You possibly can view countries and their contribution to climate change in two ways: overall GHG emissions and GHG emissions per capita. In overall emissions, the top three contributors to climate change are:
- China at 12.7 billion metric tons of carbon dioxide equivalent (MtCO2e)
- America at 6 billion MtCO2e
- India at 3.4 billion MtCO2e
Nevertheless, considering these are also the three most populated countries on the earth, that tends to skew the emissions numbers. Per capita — meaning per person — the three biggest GHG emitters on the earth are much different. They’re:
- Qatar at 35.59 metric tonnes
- Bahrain at 26.66 metric tonnes
- Kuwait at 24.97 metric tonnes
The U.S. is available in at number 12 on the per-capita list.
On the flip side of that coin, the Faroe Islands has the bottom overall GHG emissions at 0 MtCO2e, followed by Anguilla at 200,000 MtCO2e, and eventually, the Falkland Islands at 300,000 MtCO2e.
What Countries Are Ahead of the Net-Zero Schedule?
The Paris Agreement requires countries that joined the pact to realize net-zero GHG emissions status by 2050. While evidence shows many countries are behind schedule, some are well ahead of the emission reduction goal date. In truth, three countries are already carbon negative, meaning they remove more carbon from the atmosphere than they produce, and that’s South Asia’s Bhutan, Suriname in South America and Panama.
Five other countries are officially net-zero emitters: Comoros, Gabon, Guyana, Madagascar, and Niue. A lot of these countries, you’ll notice, are small, have limited industrialization, and are covered in thick forests that act as carbon sinks to assist reduce their footprint.

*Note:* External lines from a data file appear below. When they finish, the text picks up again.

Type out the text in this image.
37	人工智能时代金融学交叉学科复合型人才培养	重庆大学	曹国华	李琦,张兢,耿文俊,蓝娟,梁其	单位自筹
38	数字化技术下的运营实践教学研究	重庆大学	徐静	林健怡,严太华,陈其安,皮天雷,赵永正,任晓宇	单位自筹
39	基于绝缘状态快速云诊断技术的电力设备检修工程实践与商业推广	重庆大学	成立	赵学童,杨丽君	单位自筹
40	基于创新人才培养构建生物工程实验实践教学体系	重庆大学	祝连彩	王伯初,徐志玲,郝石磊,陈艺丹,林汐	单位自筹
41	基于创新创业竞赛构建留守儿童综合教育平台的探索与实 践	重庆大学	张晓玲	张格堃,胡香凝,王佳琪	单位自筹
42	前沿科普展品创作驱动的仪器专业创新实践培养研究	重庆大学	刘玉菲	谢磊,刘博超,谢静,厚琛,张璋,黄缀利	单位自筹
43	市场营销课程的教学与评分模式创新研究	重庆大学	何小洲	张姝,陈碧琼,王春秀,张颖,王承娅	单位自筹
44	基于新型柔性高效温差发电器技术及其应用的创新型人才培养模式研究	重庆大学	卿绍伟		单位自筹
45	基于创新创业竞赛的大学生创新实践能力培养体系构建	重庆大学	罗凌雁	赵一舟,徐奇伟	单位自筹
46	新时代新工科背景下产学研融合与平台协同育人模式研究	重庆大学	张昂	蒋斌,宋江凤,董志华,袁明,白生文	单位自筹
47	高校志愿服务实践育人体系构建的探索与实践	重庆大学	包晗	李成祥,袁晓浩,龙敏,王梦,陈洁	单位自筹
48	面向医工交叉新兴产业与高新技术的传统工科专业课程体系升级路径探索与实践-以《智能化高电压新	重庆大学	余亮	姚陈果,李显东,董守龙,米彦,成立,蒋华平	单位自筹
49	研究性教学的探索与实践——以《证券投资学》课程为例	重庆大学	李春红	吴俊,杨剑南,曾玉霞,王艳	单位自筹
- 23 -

Six countries worldwide have net-zero goal dates prior to the 2050 deadline, including Uruguay in 2030, Finland in 2035, Austria and Iceland in 2040, and Germany and Sweden in 2045.
You Can Do Your Part to Achieve Net Zero With Terrapass
While nations worldwide push ahead and do what they’ll to succeed in their national goals as net-zero GHG emissions producers by 2050, you may also help move the needle a bit yourself. You possibly can do that by installing solar panels, limiting your driving, taking alternative transportation like a bicycle, and even buying a green vehicle like an electrical automobile or plug-in hybrid. But there’s only a lot you’ll be able to do to trim your carbon footprint, so how do you officially get to net zero.
Terrapass may also help get you over that hump with its carbon offsets. By purchasing one among our carbon offsets, which help fund various green initiatives, you’re offsetting a portion of the remaining carbon emissions you create in your day by day life. Whether you’re offsetting a cross-country flight or a wedding, Terrapass has an option for you.
Unsure what number of carbon offsets it’s essential to purchase to make up for any remaining carbon footprint you’ll have? Our carbon footprint estimator can assist you to sort this out. Do your part to offset your carbon emissions with one among Terrapass’s offeset options.